By Monday, it’ll have its own Web site, quarterlife.com.

Two chapters (each about 8 minutes long) will debut each week. Thirty-six chapters have been shot thus far, with more envisioned.

Besides the series, quarterlife.com will host social networking for the creatively inclined – an artists’ colony in cyberspace.

“The members of this generation see themselves as creative people more than anybody, ever,” says Herskovitz, “and not just those who want to be artists as a career. It’s how they look at life.”

The Web site, which he hopes to be both a forum and an information wellspring, will probe “what it means to be a creative person – what are your aspirations and how can you get to the next level?”

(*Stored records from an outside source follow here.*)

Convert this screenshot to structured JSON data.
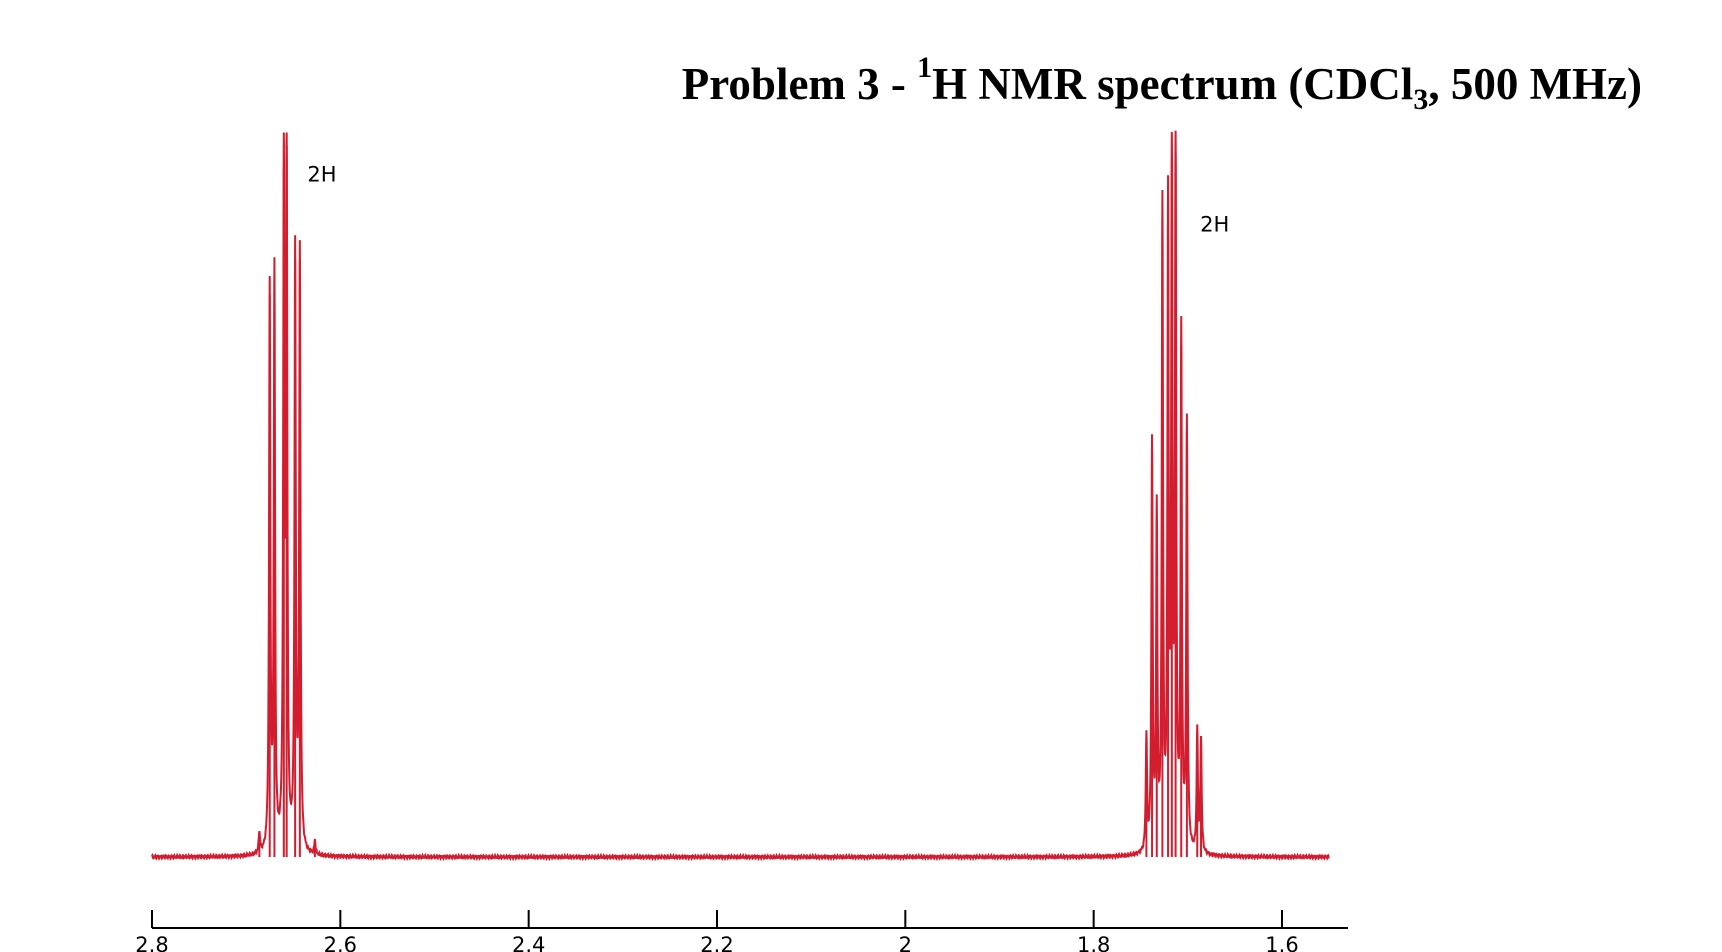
{
  "title": {
    "prefix": "Problem 3 - ",
    "superscript": "1",
    "middle": "H NMR spectrum (CDCl",
    "subscript": "3",
    "suffix": ", 500 MHz)"
  },
  "colors": {
    "trace": "#d31d2f",
    "axis": "#000000",
    "background": "#ffffff"
  },
  "chart_data": {
    "type": "line",
    "title": "Problem 3 - 1H NMR spectrum (CDCl3, 500 MHz)",
    "xlabel": "",
    "ylabel": "",
    "xlim": [
      2.8,
      1.55
    ],
    "x_reversed": true,
    "grid": false,
    "x_ticks": [
      2.8,
      2.6,
      2.4,
      2.2,
      2,
      1.8,
      1.6
    ],
    "x_tick_labels": [
      "2.8",
      "2.6",
      "2.4",
      "2.2",
      "2",
      "1.8",
      "1.6"
    ],
    "ylim": [
      0,
      1
    ],
    "series": [
      {
        "values_are": "relative intensity (tallest line = 1.0)",
        "multiplets": [
          {
            "center_ppm": 2.657,
            "integration": "2H",
            "lines": [
              {
                "ppm": 2.686,
                "height": 0.03
              },
              {
                "ppm": 2.675,
                "height": 0.79
              },
              {
                "ppm": 2.67,
                "height": 0.81
              },
              {
                "ppm": 2.66,
                "height": 0.97
              },
              {
                "ppm": 2.657,
                "height": 1.0
              },
              {
                "ppm": 2.648,
                "height": 0.84
              },
              {
                "ppm": 2.643,
                "height": 0.84
              },
              {
                "ppm": 2.627,
                "height": 0.02
              }
            ]
          },
          {
            "center_ppm": 1.714,
            "integration": "2H",
            "lines": [
              {
                "ppm": 1.744,
                "height": 0.16
              },
              {
                "ppm": 1.738,
                "height": 0.57
              },
              {
                "ppm": 1.733,
                "height": 0.47
              },
              {
                "ppm": 1.727,
                "height": 0.9
              },
              {
                "ppm": 1.721,
                "height": 0.89
              },
              {
                "ppm": 1.717,
                "height": 0.97
              },
              {
                "ppm": 1.713,
                "height": 0.99
              },
              {
                "ppm": 1.707,
                "height": 0.72
              },
              {
                "ppm": 1.701,
                "height": 0.6
              },
              {
                "ppm": 1.69,
                "height": 0.17
              },
              {
                "ppm": 1.686,
                "height": 0.16
              }
            ]
          }
        ]
      }
    ],
    "annotations": [
      {
        "text": "2H",
        "ppm": 2.635,
        "height": 0.95
      },
      {
        "text": "2H",
        "ppm": 1.687,
        "height": 0.88
      }
    ]
  }
}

All in all, this is quite the departure for Herskovitz, a 55-year-old veteran of broadcast television as well as feature films (including “Blood Diamond” and “Traffic”). The Emmy and Humanitas Prize winner began plotting it out after his original “quarterlife” pilot was turned down by ABC three years ago.

Still fascinated by the twentysomething experiences of the young people working in his production office, he decided to take another stab at a script. “We would talk to them every day and hear about their pursuits and difficulties,” he says, “and we were inspired by that.” He rewrote “quarterlife” from scratch with a new approach and different story.

Meanwhile, he realized that the Internet, not television, was the proper outlet.

The TV business has changed, says Herskovitz, and the kind of storytelling he and Zwick are known for “doesn’t really have a place on network television anymore. We don’t have car chases, or make a habit of life-and-death situations. Our particular penchant for telling stories truthfully about relationships isn’t necessarily compatible with the texture of television today.”

So he set out not only to create a new series but also a Web site that could give his series the ideal home.

He spent what he says is “an enormous amount of my own money” while he sought advertisers and forged the deal with MySpace owner News Corp.

He looked for ways to retain TV-caliber production values while trimming costs, resulting in “a hybrid model that’s way more expensive than anything that’s ever been done on the Internet” – more than $400,000 per hour, he says – “and way cheaper than anything currently being done on TV,” where per-episode budgets can exceed $3 million.

He signed an impressive cast of relative unknowns including Bitsie Tulloch, Maite Schwartz, Scott Michael Foster, David Walton, Michelle Lombardo, Kevin Christy and Barrett Swatek – “wonderful actors,” he says, who, committing to a speculative project for modest pay, seem in tune with the spirit of the characters they play.

And in a few days he will throw the door open to viewers of all ages, including fans of Herskovitz and Zwick’s TV work who might not otherwise turn to the Internet for drama – especially a drama about twentysomething angst.

“But plenty of grown-ups watched ‘My So-Called Life’ and were moved by it,” notes Herskovitz. “We try always to do something that’s universal. I can’t imagine that just because you’re in your 50s you wouldn’t find things in this story that are stimulating.”

Clearly, Herskovitz does.

“That period in my life was extremely important to me, very formative,” he says, sounding psyched to have the chance to reconnect. “It makes me feel invigorated and young!”